Example VPN configuration 3: configure VPN settings for the NGFW Engine

Configure certificates and sites for the mobile VPN.

Before you begin

The NGFW Engine must have a certificate for a mobile VPN. You can check the gateway certificates in the SD-WAN > Other Elements > VPN Certificates > Gateway Certificates branch of the Configuration view.

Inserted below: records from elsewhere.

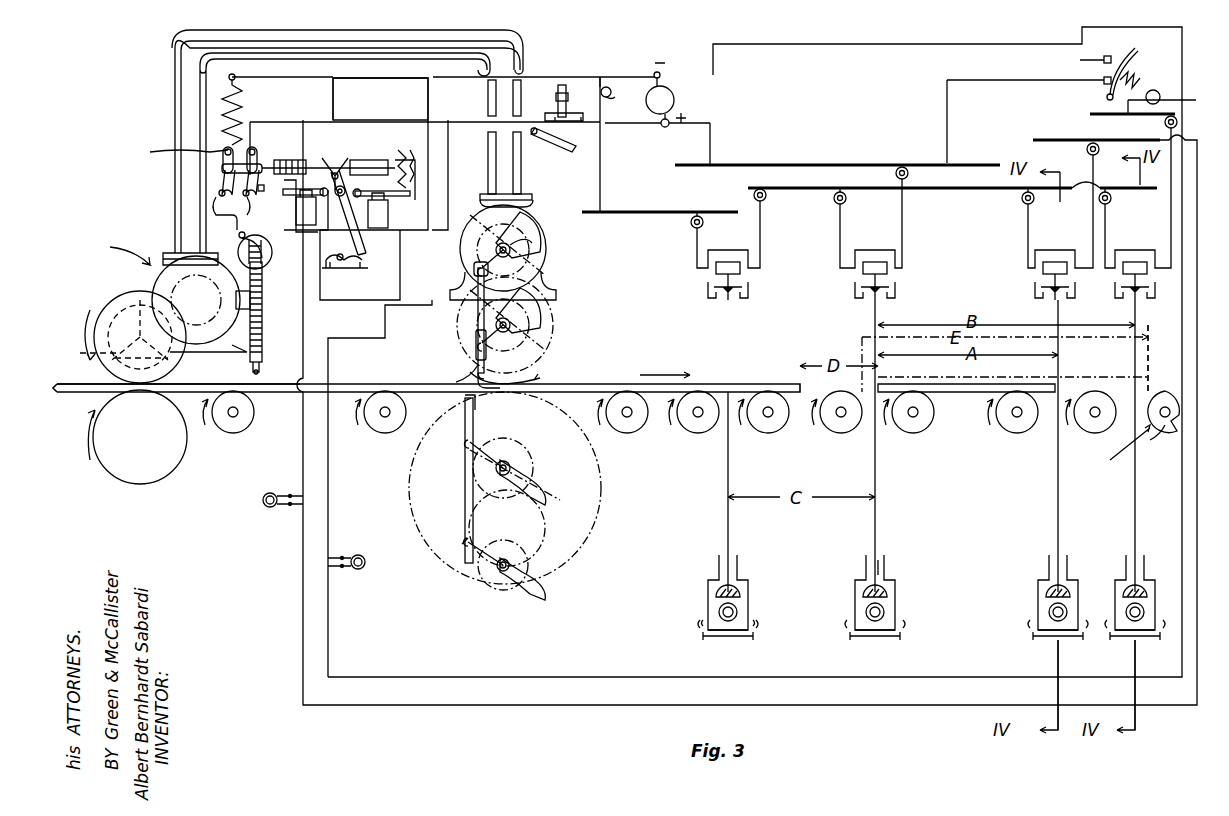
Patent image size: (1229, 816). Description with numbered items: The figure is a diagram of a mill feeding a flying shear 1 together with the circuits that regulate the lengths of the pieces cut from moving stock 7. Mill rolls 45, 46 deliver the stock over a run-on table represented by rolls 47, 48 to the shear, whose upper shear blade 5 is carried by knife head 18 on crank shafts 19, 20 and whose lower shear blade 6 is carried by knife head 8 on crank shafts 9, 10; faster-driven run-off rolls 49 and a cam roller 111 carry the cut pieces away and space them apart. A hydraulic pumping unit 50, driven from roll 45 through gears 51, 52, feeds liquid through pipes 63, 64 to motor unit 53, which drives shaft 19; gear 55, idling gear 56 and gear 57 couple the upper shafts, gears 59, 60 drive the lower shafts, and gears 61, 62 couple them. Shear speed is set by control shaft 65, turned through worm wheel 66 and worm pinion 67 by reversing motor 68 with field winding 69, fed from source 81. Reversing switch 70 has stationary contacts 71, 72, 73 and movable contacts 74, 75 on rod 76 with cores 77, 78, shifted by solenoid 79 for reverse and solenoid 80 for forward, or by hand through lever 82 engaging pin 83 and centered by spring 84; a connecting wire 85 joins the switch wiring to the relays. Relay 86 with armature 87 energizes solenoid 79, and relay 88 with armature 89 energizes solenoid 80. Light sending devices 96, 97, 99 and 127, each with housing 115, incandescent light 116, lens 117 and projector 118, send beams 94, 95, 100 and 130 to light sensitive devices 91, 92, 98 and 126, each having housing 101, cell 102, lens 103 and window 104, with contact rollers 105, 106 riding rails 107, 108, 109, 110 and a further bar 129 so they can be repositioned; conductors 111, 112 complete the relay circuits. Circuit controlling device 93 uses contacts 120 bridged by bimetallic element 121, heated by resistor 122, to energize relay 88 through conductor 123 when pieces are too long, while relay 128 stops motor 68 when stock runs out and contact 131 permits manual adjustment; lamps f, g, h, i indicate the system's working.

The flying shear 1 is at (444, 359).
The upper shear blade 5 is at (470, 366).
The lower shear blade 6 is at (476, 414).
The stock 7 is at (352, 385).
The knife head 8 is at (465, 488).
The crank shaft 9 is at (512, 462).
The crank shaft 10 is at (530, 540).
The knife head 18 is at (478, 318).
The crank shaft 19 is at (510, 255).
The crank shaft 20 is at (510, 318).
The mill roll 45 is at (140, 300).
The mill roll 46 is at (95, 462).
The roll 47 is at (225, 432).
The roll 48 is at (376, 428).
The rolls 49 is at (643, 430).
The pumping unit 50 is at (116, 248).
The gear 51 is at (85, 356).
The gear 52 is at (150, 270).
The receiving unit or motor 53 is at (554, 246).
The gear 55 is at (528, 222).
The idling gear 56 is at (530, 282).
The gear 57 is at (540, 350).
The gear 59 is at (550, 320).
The gear 60 is at (600, 484).
The gear 61 is at (510, 448).
The gear 62 is at (540, 496).
The pipe 63 is at (175, 57).
The pipe 64 is at (200, 90).
The control shaft 65 is at (262, 312).
The worm wheel 66 is at (260, 366).
The worm pinion 67 is at (239, 243).
The reversing motor 68 is at (242, 255).
The series field winding 69 is at (243, 109).
The reversing switch 70 is at (380, 99).
The stationary contact member 71 is at (231, 213).
The stationary contact member 72 is at (231, 189).
The stationary contact member 73 is at (258, 183).
The movable contact member 74 is at (176, 151).
The movable contact member 75 is at (258, 158).
The rod 76 is at (365, 158).
The core 77 is at (305, 155).
The core 78 is at (403, 155).
The solenoid 79 is at (290, 155).
The solenoid 80 is at (412, 170).
The source of power 81 is at (675, 96).
The lever 82 is at (344, 212).
The pin 83 is at (328, 163).
The tension spring 84 is at (345, 275).
The wire 85 is at (306, 216).
The relay 86 is at (304, 216).
The armature 87 is at (305, 185).
The relay 88 is at (374, 221).
The armature 89 is at (381, 187).
The light sensitive device 91 is at (871, 244).
The light sensitive device 92 is at (1138, 244).
The circuit controlling device 93 is at (1160, 88).
The light beam 94 is at (877, 519).
The light beam 95 is at (1135, 505).
The light sending device 96 is at (855, 592).
The light sending device 97 is at (1126, 589).
The light sensitive device 98 is at (1041, 261).
The light emitting device 99 is at (1040, 592).
The light beam 100 is at (1058, 495).
The housing 101 is at (889, 288).
The light sensitive cell 102 is at (730, 262).
The lens 103 is at (742, 289).
The window 104 is at (870, 302).
The contact roller 105 is at (691, 223).
The contact roller 106 is at (754, 195).
The rail 107 is at (812, 165).
The rail 108 is at (805, 196).
The rail 109 is at (1064, 138).
The rail 110 is at (1100, 112).
The conductor 111 is at (1182, 432).
The conductor 112 is at (462, 255).
The housing 115 is at (740, 580).
The incandescent light 116 is at (737, 608).
The lens 117 is at (716, 594).
The projector 118 is at (884, 570).
The contact members 120 is at (1100, 75).
The bimetallic temperature responsive element 121 is at (1160, 47).
The resistor 122 is at (1140, 75).
The conductor 123 is at (1175, 336).
The light sensitive device 126 is at (704, 261).
The light emitting device 127 is at (702, 592).
The relay 128 is at (550, 96).
The bus bar 129 is at (632, 212).
The light beam 130 is at (728, 523).
The movable contact member 131 is at (556, 150).
The light f is at (268, 508).
The light g is at (366, 562).
The light h is at (1168, 100).
The light i is at (613, 93).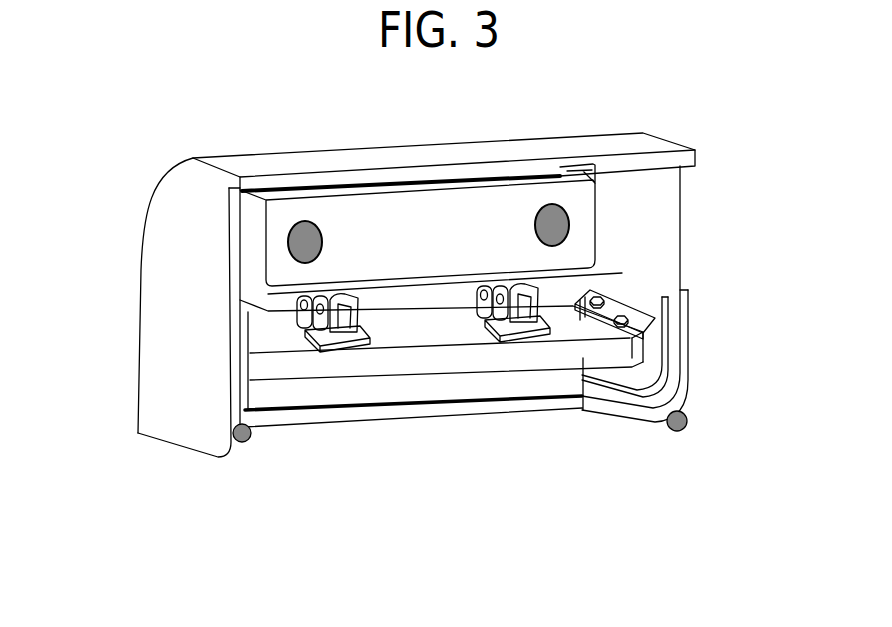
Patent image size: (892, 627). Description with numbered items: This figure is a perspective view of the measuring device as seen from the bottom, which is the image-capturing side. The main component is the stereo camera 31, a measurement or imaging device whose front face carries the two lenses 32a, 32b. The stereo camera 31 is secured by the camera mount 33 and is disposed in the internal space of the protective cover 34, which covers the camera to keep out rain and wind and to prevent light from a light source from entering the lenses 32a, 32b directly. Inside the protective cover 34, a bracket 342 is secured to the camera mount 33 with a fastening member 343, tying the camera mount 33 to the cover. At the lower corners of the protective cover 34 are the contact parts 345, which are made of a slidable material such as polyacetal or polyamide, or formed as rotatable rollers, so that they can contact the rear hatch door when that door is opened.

The stereo camera 31 is at (432, 223).
The lens 32a is at (303, 220).
The lens 32b is at (550, 203).
The camera mount 33 is at (277, 337).
The protective cover 34 is at (165, 170).
The bracket 342 is at (612, 312).
The fastening member 343 is at (597, 300).
The contact part 345 is at (242, 442).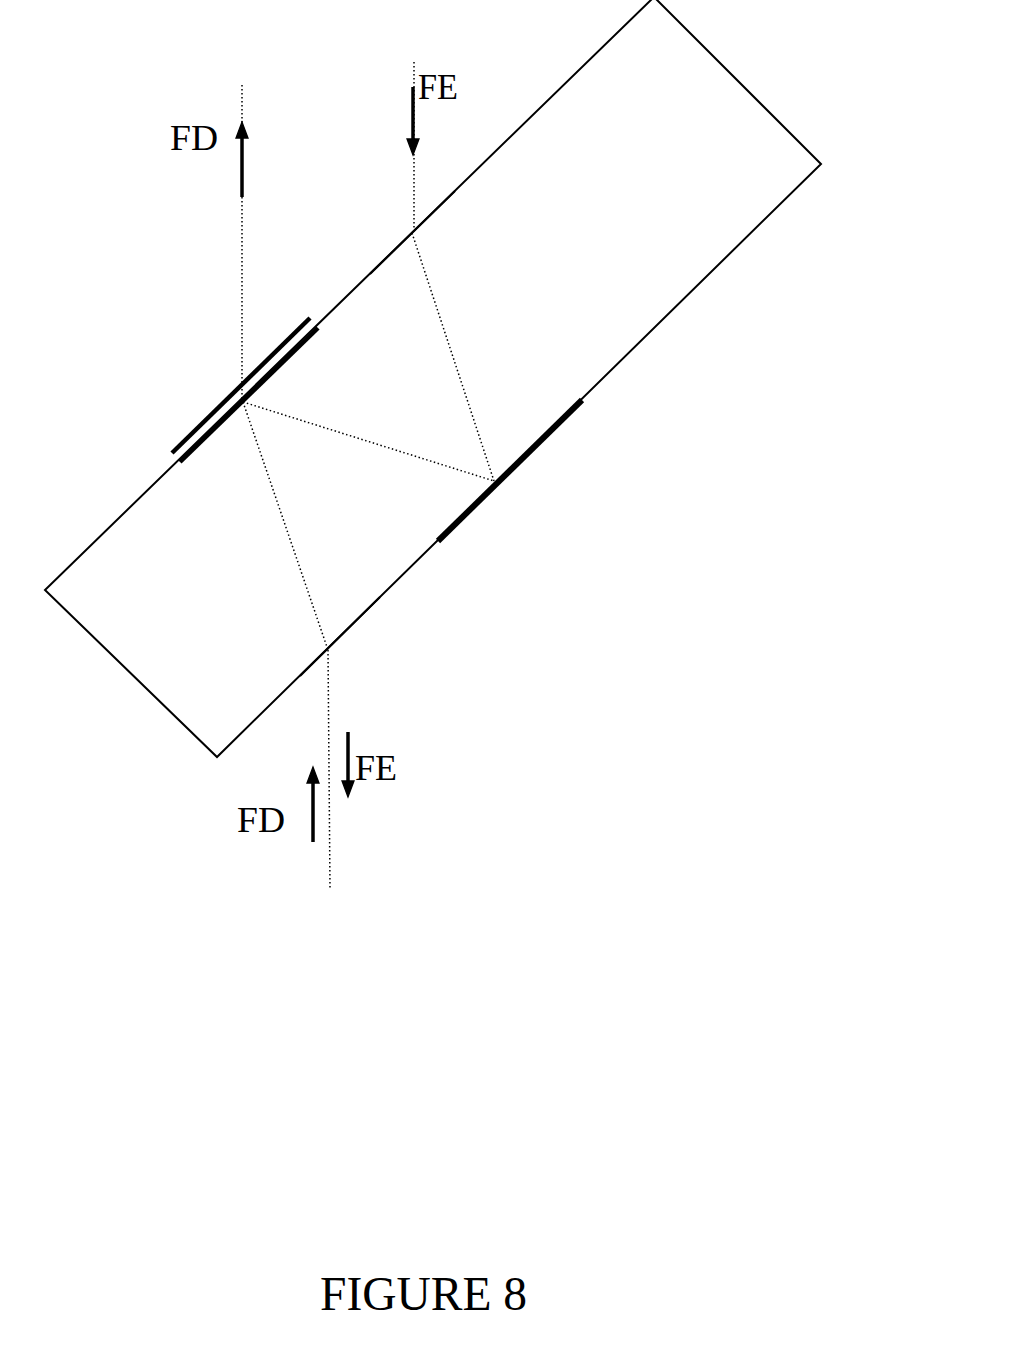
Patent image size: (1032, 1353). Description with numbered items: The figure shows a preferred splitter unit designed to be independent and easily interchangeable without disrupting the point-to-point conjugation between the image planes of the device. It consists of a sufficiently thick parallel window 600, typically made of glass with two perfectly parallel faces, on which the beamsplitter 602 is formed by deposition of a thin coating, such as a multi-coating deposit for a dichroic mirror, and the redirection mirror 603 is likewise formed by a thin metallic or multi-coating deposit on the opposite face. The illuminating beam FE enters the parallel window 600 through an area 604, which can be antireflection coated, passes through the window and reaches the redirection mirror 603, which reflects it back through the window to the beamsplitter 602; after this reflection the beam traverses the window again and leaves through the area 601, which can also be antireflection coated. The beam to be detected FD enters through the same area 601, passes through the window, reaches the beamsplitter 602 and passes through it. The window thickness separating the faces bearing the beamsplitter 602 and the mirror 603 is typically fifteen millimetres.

The parallel window 600 is at (740, 78).
The area 601 is at (355, 630).
The beamsplitter 602 is at (228, 383).
The redirection mirror 603 is at (508, 493).
The area 604 is at (392, 236).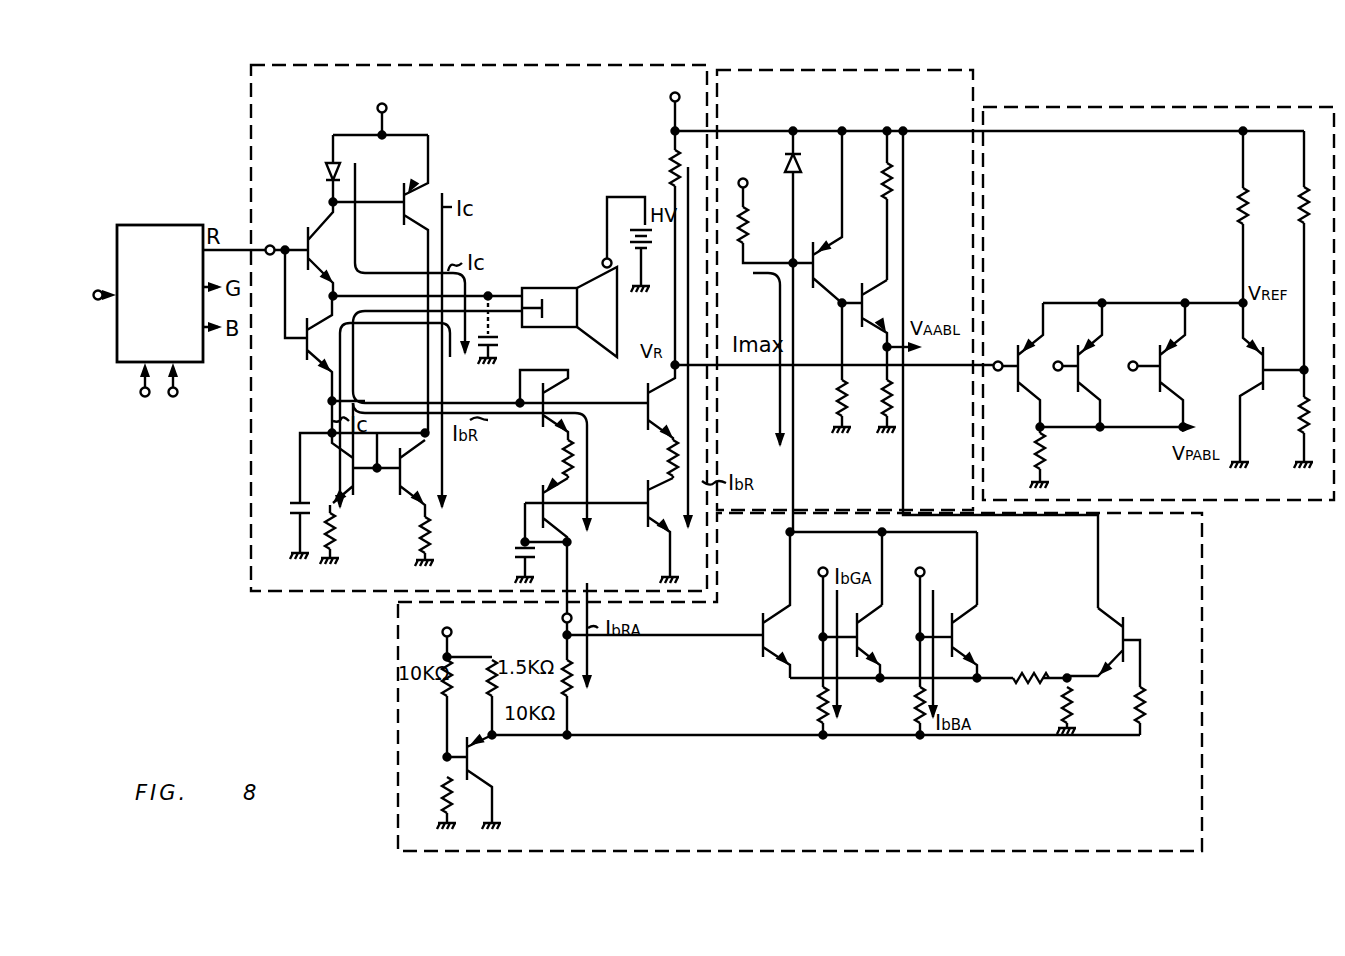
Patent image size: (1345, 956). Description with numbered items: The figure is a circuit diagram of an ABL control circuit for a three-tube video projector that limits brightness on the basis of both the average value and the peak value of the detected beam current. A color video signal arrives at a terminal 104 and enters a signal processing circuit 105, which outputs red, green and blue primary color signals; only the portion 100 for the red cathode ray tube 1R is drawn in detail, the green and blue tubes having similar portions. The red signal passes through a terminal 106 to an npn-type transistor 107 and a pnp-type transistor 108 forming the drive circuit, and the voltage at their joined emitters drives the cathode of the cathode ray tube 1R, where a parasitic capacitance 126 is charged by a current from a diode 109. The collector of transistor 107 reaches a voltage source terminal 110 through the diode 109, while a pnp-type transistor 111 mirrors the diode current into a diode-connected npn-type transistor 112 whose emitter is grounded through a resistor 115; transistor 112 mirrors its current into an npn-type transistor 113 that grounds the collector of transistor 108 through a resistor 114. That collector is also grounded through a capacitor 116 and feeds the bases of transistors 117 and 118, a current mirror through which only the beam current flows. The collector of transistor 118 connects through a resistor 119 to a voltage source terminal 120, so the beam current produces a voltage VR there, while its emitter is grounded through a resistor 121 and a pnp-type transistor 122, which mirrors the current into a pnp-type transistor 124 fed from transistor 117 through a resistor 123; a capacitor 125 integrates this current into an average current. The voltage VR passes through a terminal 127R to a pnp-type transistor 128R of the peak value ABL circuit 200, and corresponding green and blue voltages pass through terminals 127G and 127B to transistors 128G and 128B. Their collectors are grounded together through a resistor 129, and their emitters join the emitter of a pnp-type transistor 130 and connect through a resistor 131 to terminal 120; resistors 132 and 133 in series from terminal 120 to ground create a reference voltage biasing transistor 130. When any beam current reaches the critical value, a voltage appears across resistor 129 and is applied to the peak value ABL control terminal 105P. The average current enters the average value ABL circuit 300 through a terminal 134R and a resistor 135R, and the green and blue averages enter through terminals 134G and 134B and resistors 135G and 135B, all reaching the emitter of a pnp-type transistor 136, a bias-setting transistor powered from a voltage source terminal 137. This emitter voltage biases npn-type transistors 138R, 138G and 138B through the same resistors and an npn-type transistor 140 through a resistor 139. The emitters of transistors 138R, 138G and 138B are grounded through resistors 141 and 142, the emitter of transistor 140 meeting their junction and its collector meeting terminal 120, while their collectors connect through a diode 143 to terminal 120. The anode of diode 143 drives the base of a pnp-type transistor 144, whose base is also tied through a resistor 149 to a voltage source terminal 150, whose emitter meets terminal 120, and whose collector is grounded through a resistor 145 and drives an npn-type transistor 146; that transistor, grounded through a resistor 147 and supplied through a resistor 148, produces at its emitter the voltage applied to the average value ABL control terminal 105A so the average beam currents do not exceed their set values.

  For more details about the product and how to configure features, click Help or press F1.

Steps

  1. Right-click the firewall element, then select Edit Single Firewall or Edit Firewall Cluster.
  2. In the navigation pane on the left, browse to VPN > Certificates.
  3. Make sure that Automated RSA Certificate Management is selected.
  4. In the navigation pane on the left, browse to VPN > Sites.
    The Sites represent the internal addresses that VPN clients can reach through the VPN. Sites do not grant any host access directly. The Access rules define the allowed connections.
  5. (Optional) Leave Add and update addresses based on routing selected.
    This option automatically updates this information based on routing changes. You can exclude some interfaces while keeping the others automatically updated.
  6. (Optional) Select the internal networks that you want to exclude from the VPN by disabling the interface they are under in the automatic site.
    Disabled interfaces are grayed-out.
    • If you want to include some individual network that is under an otherwise disabled interface, drag and drop it from under the disabled interface onto the Site element. The element is copied to the higher level. The copied definition is not updated automatically.
    • The Sites must include only internal networks. Do not add interfaces with the Any Network element in this type of VPN.
  7. Click Save.

Next steps

Create a VPN Profile element.

Engine Editor > VPN > Certificates

Use this branch to change settings for automatic certificate management and trusted certificate authorities for VPNs.

Option Definition
Automated RSA Certificate Management When selected, RSA certificates are automatically created and renewed.
Note: Only the default certificate authority is used in automated RSA certificate management.
Trusted VPN Certificate Authorities Restricts which certificate authorities the VPN gateway trusts.
  • Trust all — The VPN gateway trusts all certificate authorities. This option is the default setting.
  • Trust only selected — The VPN gateway trusts only the certificate authorities that you select in the table.